Jennifer Crumbley, the Michigan woman implicated in her son’s deadly school shooting incident in 2021, was found guilty of involuntary manslaughter on Tuesday in the extraordinary case.
The unanimous verdict was reached on the second day of jury deliberations in a groundbreaking trial that centered around a unique question: Can a parent of a child responsible for a mass shooting also face criminal accountability?
Jennifer Crumbley, the mother of a student Ethan Crumbly who perpetrated a school shooting in Michigan Oxford High School in 2021, has been convicted of involuntary manslaughter.. pic.twitter.com/OLb15xSoIk— Channel3 Now (@channel3nownews) February 6, 2024
Crumbley, aged 45, faced four counts of involuntary manslaughter, corresponding to each victim of the attack at Oxford High School in November 2021. Her son, Ethan, now 17, admitted guilt as an adult to murder, terrorism, and other charges, receiving a life sentence without the possibility of parole in December.
She now faces a potential sentence of up to 15 years in prison for each count and remains detained on bond. Her sentencing is scheduled for April 9.
The trial, which commenced on January 25 in an Oakland County courtroom, delved into themes of responsible parenting and firearm safety, occurring during a significant period in the United States marked by a series of school shootings in communities such as Uvalde, Texas; Nashville; and Perry, Iowa.
Jurors in Oakland County scrutinized over 400 pieces of evidence, including text messages and images from Crumbley’s mobile phone, as well as compelling footage of the shooting incident, which visibly affected many individuals in the courtroom, in their quest to ascertain the extent to which a parent should be held responsible for their child’s actions.

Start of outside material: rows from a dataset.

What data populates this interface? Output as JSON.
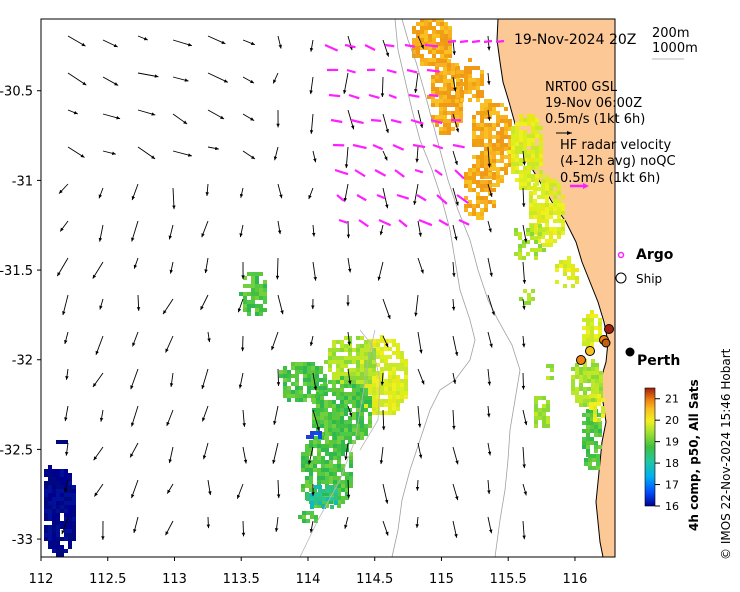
{
  "map": {
    "date_label": "19-Nov-2024 20Z",
    "isobath_labels": [
      "200m",
      "1000m"
    ],
    "model_block": {
      "line1": "NRT00 GSL",
      "line2": "19-Nov 06:00Z",
      "line3": "0.5m/s (1kt 6h)"
    },
    "hf_block": {
      "line1": "HF radar velocity",
      "line2": "(4-12h avg) noQC",
      "line3": "0.5m/s (1kt 6h)"
    },
    "argo_label": "Argo",
    "ship_label": "Ship",
    "city_label": "Perth",
    "colorbar": {
      "title": "4h comp, p50, All Sats",
      "ticks": [
        "21",
        "20",
        "19",
        "18",
        "17",
        "16"
      ],
      "min": 16,
      "max": 21.5
    },
    "credit": "© IMOS 22-Nov-2024 15:46 Hobart",
    "x_ticks": [
      "112",
      "112.5",
      "113",
      "113.5",
      "114",
      "114.5",
      "115",
      "115.5",
      "116"
    ],
    "y_ticks": [
      "-30.5",
      "-31",
      "-31.5",
      "-32",
      "-32.5",
      "-33"
    ],
    "x_range": [
      112,
      116.3
    ],
    "y_range": [
      -33.1,
      -30.1
    ],
    "colors": {
      "land": "#fcc896",
      "hf_arrow": "#ff20ff",
      "current_arrow": "#000000",
      "isobath": "#a0a0a0",
      "argo": "#ff20ff"
    }
  }
}
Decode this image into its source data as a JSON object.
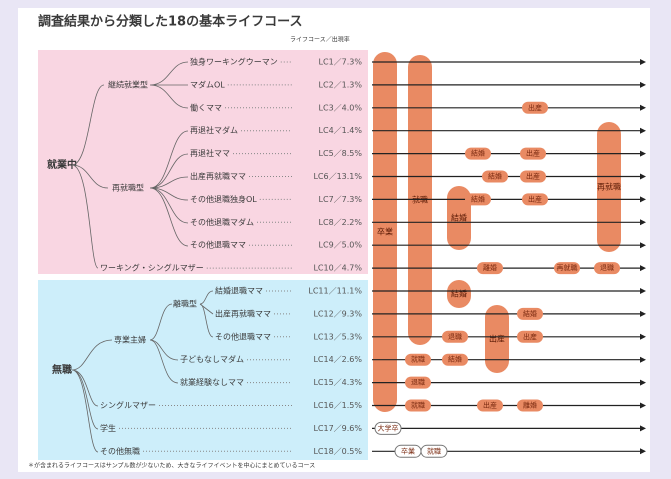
{
  "header": {
    "title": "調査結果から分類した18の基本ライフコース",
    "legend": "ライフコース／出現率"
  },
  "groups": {
    "employed": "就業中",
    "unemployed": "無職",
    "continuous": "継続就業型",
    "reemployed": "再就職型",
    "housewife": "専業主婦",
    "resigned": "離職型"
  },
  "rows": [
    {
      "label": "独身ワーキングウーマン",
      "course": "LC1／7.3%"
    },
    {
      "label": "マダムOL",
      "course": "LC2／1.3%"
    },
    {
      "label": "働くママ",
      "course": "LC3／4.0%"
    },
    {
      "label": "再退社マダム",
      "course": "LC4／1.4%"
    },
    {
      "label": "再退社ママ",
      "course": "LC5／8.5%"
    },
    {
      "label": "出産再就職ママ",
      "course": "LC6／13.1%"
    },
    {
      "label": "その他退職独身OL",
      "course": "LC7／7.3%"
    },
    {
      "label": "その他退職マダム",
      "course": "LC8／2.2%"
    },
    {
      "label": "その他退職ママ",
      "course": "LC9／5.0%"
    },
    {
      "label": "ワーキング・シングルマザー",
      "course": "LC10／4.7%"
    },
    {
      "label": "結婚退職ママ",
      "course": "LC11／11.1%"
    },
    {
      "label": "出産再就職ママ",
      "course": "LC12／9.3%"
    },
    {
      "label": "その他退職ママ",
      "course": "LC13／5.3%"
    },
    {
      "label": "子どもなしマダム",
      "course": "LC14／2.6%"
    },
    {
      "label": "就業経験なしママ",
      "course": "LC15／4.3%"
    },
    {
      "label": "シングルマザー",
      "course": "LC16／1.5%"
    },
    {
      "label": "学生",
      "course": "LC17／9.6%"
    },
    {
      "label": "その他無職",
      "course": "LC18／0.5%"
    }
  ],
  "pills": [
    "卒業",
    "就職",
    "結婚",
    "結婚",
    "出産",
    "再就職"
  ],
  "events": [
    "出産",
    "結婚",
    "出産",
    "結婚",
    "出産",
    "結婚",
    "出産",
    "離婚",
    "再就職",
    "退職",
    "結婚",
    "出産",
    "退職",
    "結婚",
    "就職",
    "退職",
    "就職",
    "出産",
    "離婚",
    "大学卒",
    "卒業",
    "就職"
  ],
  "footnote": "＊が含まれるライフコースはサンプル数が少ないため、大きなライフイベントを中心にまとめているコース"
}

The prosecution presented over 20 witnesses, including law enforcement officers and school personnel, while the defense called only one witness: the defendant herself. In their efforts to build their case, the prosecution sought to portray Crumbley as a negligent mother, emphasizing her apparent preoccupation with personal interests and an extramarital affair over her son’s well-being.
They highlighted the fact that she and her husband had given their son a semi-automatic handgun shortly before the shooting, yet failed to properly secure it. Furthermore, the prosecution pointed out that when the Crumbleys were summoned to the school earlier on the day of the shooting due to a troubling drawing depicting a gun made by their son, they did not disclose to school authorities that he had access to a firearm or take him home.
However, her defense attorney, Shannon Smith, suggested that James Crumbley was primarily responsible for storing the firearm, and argued that the school failed to adequately inform Jennifer Crumbley about Ethan’s struggles in class.
Smith urged the jury during her closing statement to acquit her client, “not just for Jennifer Crumbley, but for every mother who’s out there doing the best they can, who could easily be in her shoes.” James Crumbley, aged 47, is scheduled to face trial next month on the same charges of involuntary manslaughter. Jennifer Crumbley testified in her own defense, stating that her son had expressed concerns about his future after high school and had been “depressed,” but she never perceived his mental health issues as alarming enough to warrant professional intervention.
She admitted that she could have chosen to take him home on the day of the shooting, but she also did not perceive him as capable of committing such violence. Reflecting on the incident over two years later, she testified to the jury that she wouldn’t have changed her actions. “I don’t believe I failed as a parent,” she asserted.